Petraeus, Like Obama, Wanted Talks With Syria

Created: October 31, 2008 10:01 | Last updated: July 31, 2020 00:00

Remember how I wrote earlier this month that Gen. David Petraeus’ public statements appeared to implicitly back Sen. Barack Obama’s foreign policy? Here’s another example.

According to ABC, the incoming Centcom commander — who takes over at 10 a.m. today, as a matter of fact — wanted to make a visit to the Syrian government. Of course, the Bush administration considers Bashar al-Assad a junior-varsity member of the Axis of Evil. I don’t think we’ve had ambassadorial-level relations since 2005, when Bush recalled Amb. Margaret Scobey to protest Syria’s assassination of Lebanese Prime Minister Rafik Hariri.

Yet Petraeus doesn’t think it’s crazy to discuss one’s problems with foreign leaders.

Petraeus proposed visiting Syria shortly after taking over as the top U.S. commander for the Middle East.
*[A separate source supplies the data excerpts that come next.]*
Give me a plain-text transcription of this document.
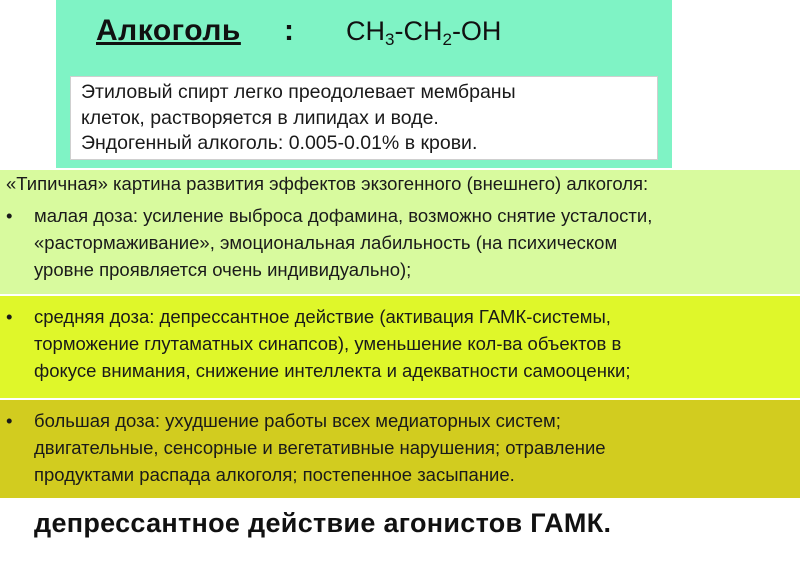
Алкоголь : $CH_3-CH_2-OH$
Этиловый спирт легко преодолевает мембраны
клеток, растворяется в липидах и воде.
Эндогенный алкоголь: 0.005-0.01% в крови.
«Типичная» картина развития эффектов экзогенного (внешнего) алкоголя:
• малая доза: усиление выброса дофамина, возможно снятие усталости,
«растормаживание», эмоциональная лабильность (на психическом
уровне проявляется очень индивидуально);
• средняя доза: депрессантное действие (активация ГАМК-системы,
торможение глутаматных синапсов), уменьшение кол-ва объектов в
фокусе внимания, снижение интеллекта и адекватности самооценки;
• большая доза: ухудшение работы всех медиаторных систем;
двигательные, сенсорные и вегетативные нарушения; отравление
продуктами распада алкоголя; постепенное засыпание.
депрессантное действие агонистов ГАМК.
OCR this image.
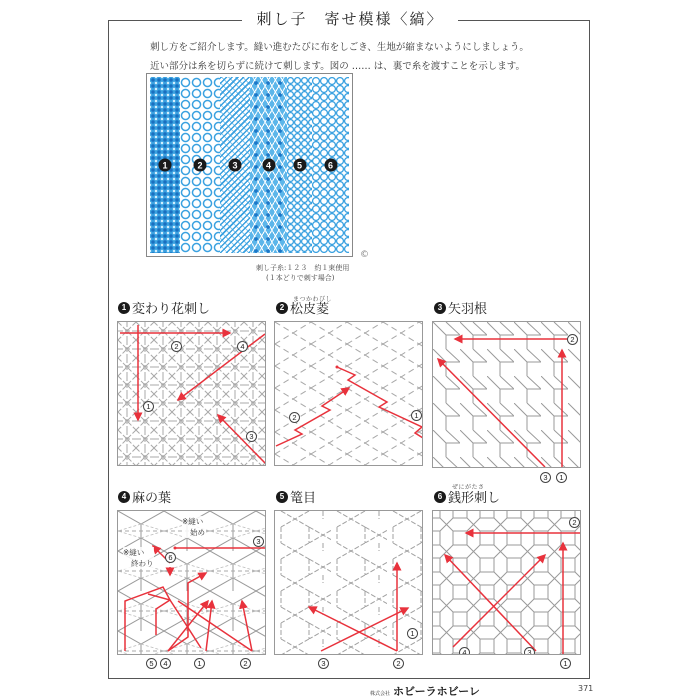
刺し子　寄せ模様〈縞〉
刺し方をご紹介します。縫い進むたびに布をしごき、生地が縮まないようにしましょう。
近い部分は糸を切らずに続けて刺します。図の …… は、裏で糸を渡すことを示します。
1	2	3	4	5	6
©
刺し子糸:１２３　約１束使用
(１本どりで刺す場合)
1 変わり花刺し
2	4
1
3
まつかわびし
2 松皮菱
2	1
3 矢羽根
2
3	1
4 麻の葉
※縫い
始め
※縫い
終わり
3
6
5	4	1	2
5 篭目
1
3	2
ぜにがたさ
6 銭形刺し
2
4	3
1
株式会社 ホビーラホビーレ	371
The idea was swiftly rejected by Bush administration officials at the White House, State Department and the Pentagon.

According to ABC, Petraeus believes the Syrians can be wooed away from the Iranian sphere of influence, which would give Washington far more leverage in dealing with Iran.

Instead, the Bush administration chose to keep relations frosty and to assassinate an al-Qaeda in Iraq leader across the border in Syria  –  an act that the Syrians understandably find to be an affront. The administration coupled this with a “warning” to the Syrians about “clean[ing] up the global threat that is in your back yard,” in the words of one senior official.

Now, it may be that killing Abu Ghadiya was the right thing to do. If so, the more productive course might have been for Petraeus, or another U.S. emissary, to establish some path of outreach to smooth over rough U.S.-Syrian patches like this one.

The leak of this ABC story is important, too. This is just an inference, but the fact that such a move would become public on the eve of the election seems like a signal from Petraeus to the likely next commander-in-chief that the two of them can do business.